I'm looking at developing a device which will need to support Ethernet over USB (hosted in Linux, XP, and Vista). As I understand it, Vista and Linux support the industry standard USB CDC. However, in classic Windows style, XP only supports it's own Remote NDIS. So, now I'm thinking of just bowing down and doing it over RNDIS, as opposed to rolling my own CDC driver for XP.

I've been reading some older documentation that says even XP is pretty buggy with NDIS (suprise!). Does anyone have experience with XP's RNDIS drivers? Are they safe for product development? Any insight would be much appreciated.

Was it helpful?

Solution 3

After doing my own research and testing, a single NDIS device works reasonably well. However, if you are at all needing to support multiple NDIS devices, you are out of luck. My system became extremely unstable and was essentially unusable. This was very reproducible.
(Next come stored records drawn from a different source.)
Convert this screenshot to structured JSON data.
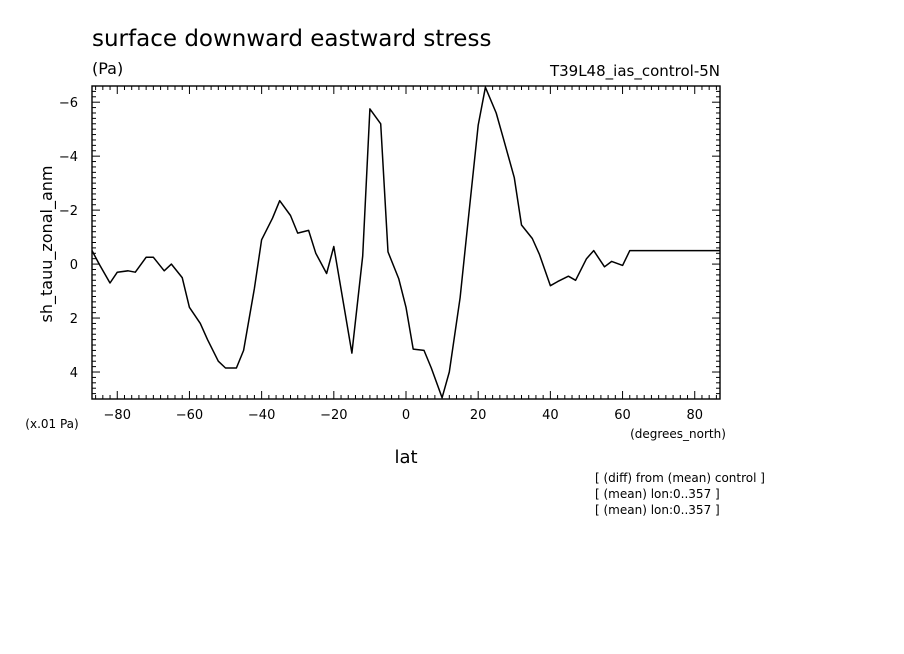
{
  "chart_data": {
    "type": "line",
    "title": "surface downward eastward stress",
    "units": "(Pa)",
    "run_label": "T39L48_ias_control-5N",
    "ylabel": "sh_tauu_zonal_anm",
    "xlabel": "lat",
    "x_units": "(degrees_north)",
    "y_scale_note": "(x.01 Pa)",
    "notes": [
      "[ (diff) from (mean) control ]",
      "[ (mean) lon:0..357 ]",
      "[ (mean) lon:0..357 ]"
    ],
    "xlim": [
      -87,
      87
    ],
    "ylim": [
      5,
      -6.6
    ],
    "y_inverted": true,
    "xticks": [
      -80,
      -60,
      -40,
      -20,
      0,
      20,
      40,
      60,
      80
    ],
    "yticks": [
      -6,
      -4,
      -2,
      0,
      2,
      4
    ],
    "series": [
      {
        "x": [
          -87,
          -85,
          -82,
          -80,
          -77,
          -75,
          -72,
          -70,
          -67,
          -65,
          -62,
          -60,
          -57,
          -55,
          -52,
          -50,
          -47,
          -45,
          -42,
          -40,
          -37,
          -35,
          -32,
          -30,
          -27,
          -25,
          -22,
          -20,
          -17,
          -15,
          -12,
          -10,
          -7,
          -5,
          -2,
          0,
          2,
          5,
          7,
          10,
          12,
          15,
          17,
          20,
          22,
          25,
          27,
          30,
          32,
          35,
          37,
          40,
          42,
          45,
          47,
          50,
          52,
          55,
          57,
          60,
          62,
          65,
          67,
          70,
          72,
          75,
          77,
          80,
          82,
          85,
          87
        ],
        "y": [
          -0.5,
          0.0,
          0.7,
          0.3,
          0.25,
          0.3,
          -0.25,
          -0.25,
          0.25,
          0.0,
          0.5,
          1.6,
          2.2,
          2.8,
          3.6,
          3.85,
          3.85,
          3.2,
          0.9,
          -0.9,
          -1.7,
          -2.35,
          -1.8,
          -1.15,
          -1.25,
          -0.4,
          0.35,
          -0.65,
          1.7,
          3.3,
          -0.3,
          -5.75,
          -5.2,
          -0.45,
          0.55,
          1.6,
          3.15,
          3.2,
          3.85,
          4.95,
          4.0,
          1.25,
          -1.35,
          -5.15,
          -6.55,
          -5.6,
          -4.65,
          -3.2,
          -1.45,
          -0.95,
          -0.35,
          0.8,
          0.65,
          0.45,
          0.6,
          -0.2,
          -0.5,
          0.1,
          -0.1,
          0.05,
          -0.5,
          -0.5,
          -0.5,
          -0.5,
          -0.5,
          -0.5,
          -0.5,
          -0.5,
          -0.5,
          -0.5,
          -0.5
        ]
      }
    ]
  }
}
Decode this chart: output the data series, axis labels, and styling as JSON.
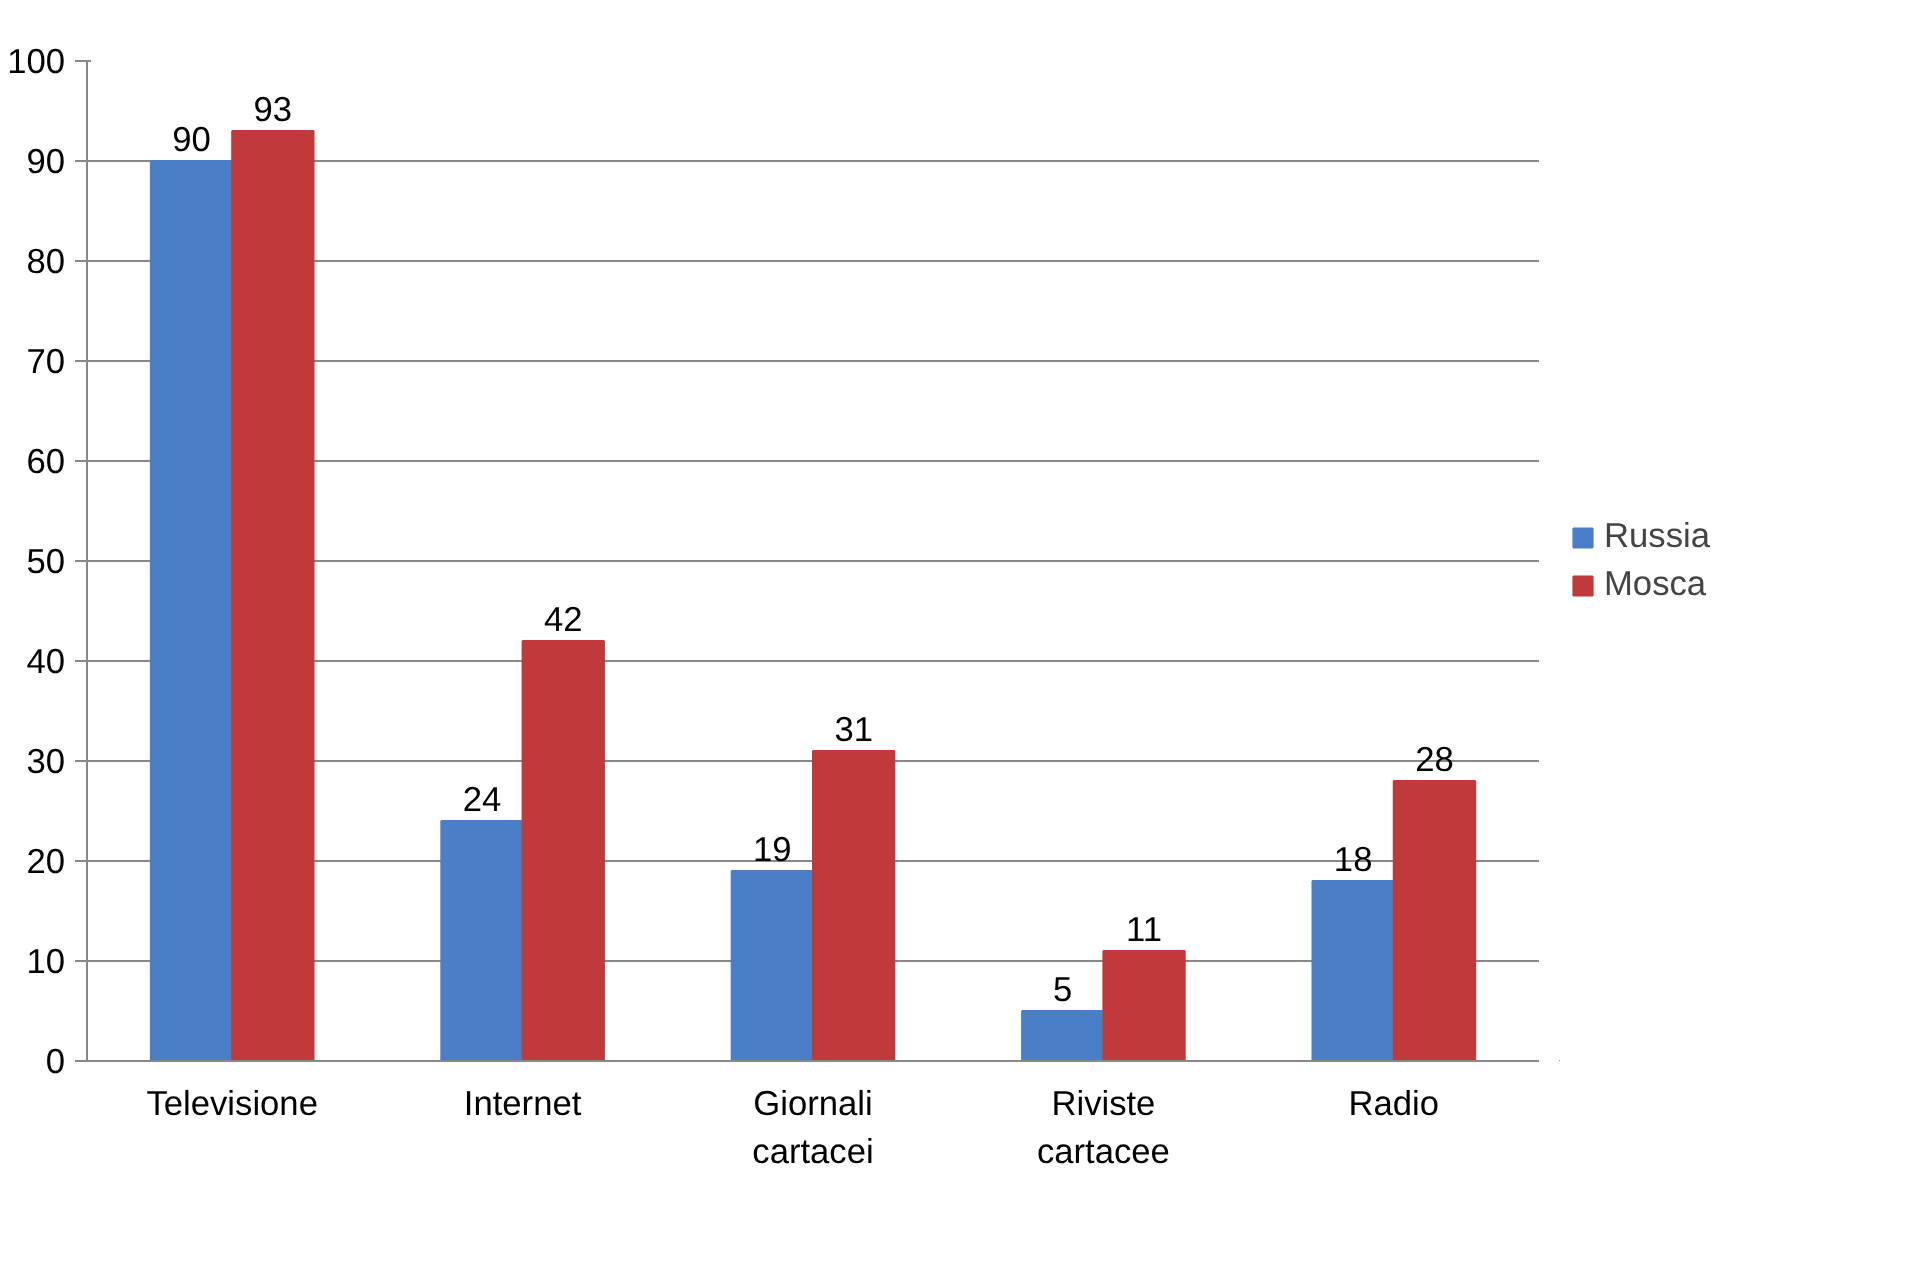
{
  "chart_data": {
    "type": "bar",
    "categories": [
      "Televisione",
      "Internet",
      "Giornali cartacei",
      "Riviste cartacee",
      "Radio"
    ],
    "series": [
      {
        "name": "Russia",
        "color": "#4a7fc8",
        "values": [
          90,
          24,
          19,
          5,
          18
        ]
      },
      {
        "name": "Mosca",
        "color": "#c0393b",
        "values": [
          93,
          42,
          31,
          11,
          28
        ]
      }
    ],
    "ylim": [
      0,
      100
    ],
    "yticks": [
      0,
      10,
      20,
      30,
      40,
      50,
      60,
      70,
      80,
      90,
      100
    ],
    "grid": "y",
    "legend": "right",
    "data_labels": true
  }
}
I would not recommend NDIS in any type of multiple-device scenario.

OTHER TIPS

We use RNDIS at work. and I've found that it blue screens my machine every now and again (about every month or two). However others (at my work) have not had this happen, so it could just be the particular device that I use.

I think it is stable enough for development, so give it a go.

The problem here is that Linux does not support RNDIS in the host mode, and you can't develop custom driver due to MS RNDIS license restrictions. MAC does not support RNDIS as well due to same reason (licensing).

So if you need multiplatform solution you need a standard approach which is CDC/ECM.
There is number of available CDC/ECM XP/VIsta solutions in the market,you can google for them i don't want to advertise our solution here :)

if you are looking for commercial solution, Jungo does provide decent ECM solutions works for Windows/Linux/Mac. The only problem is that you have to pay them non-trivial royalty fee if you are going for a mass volume product.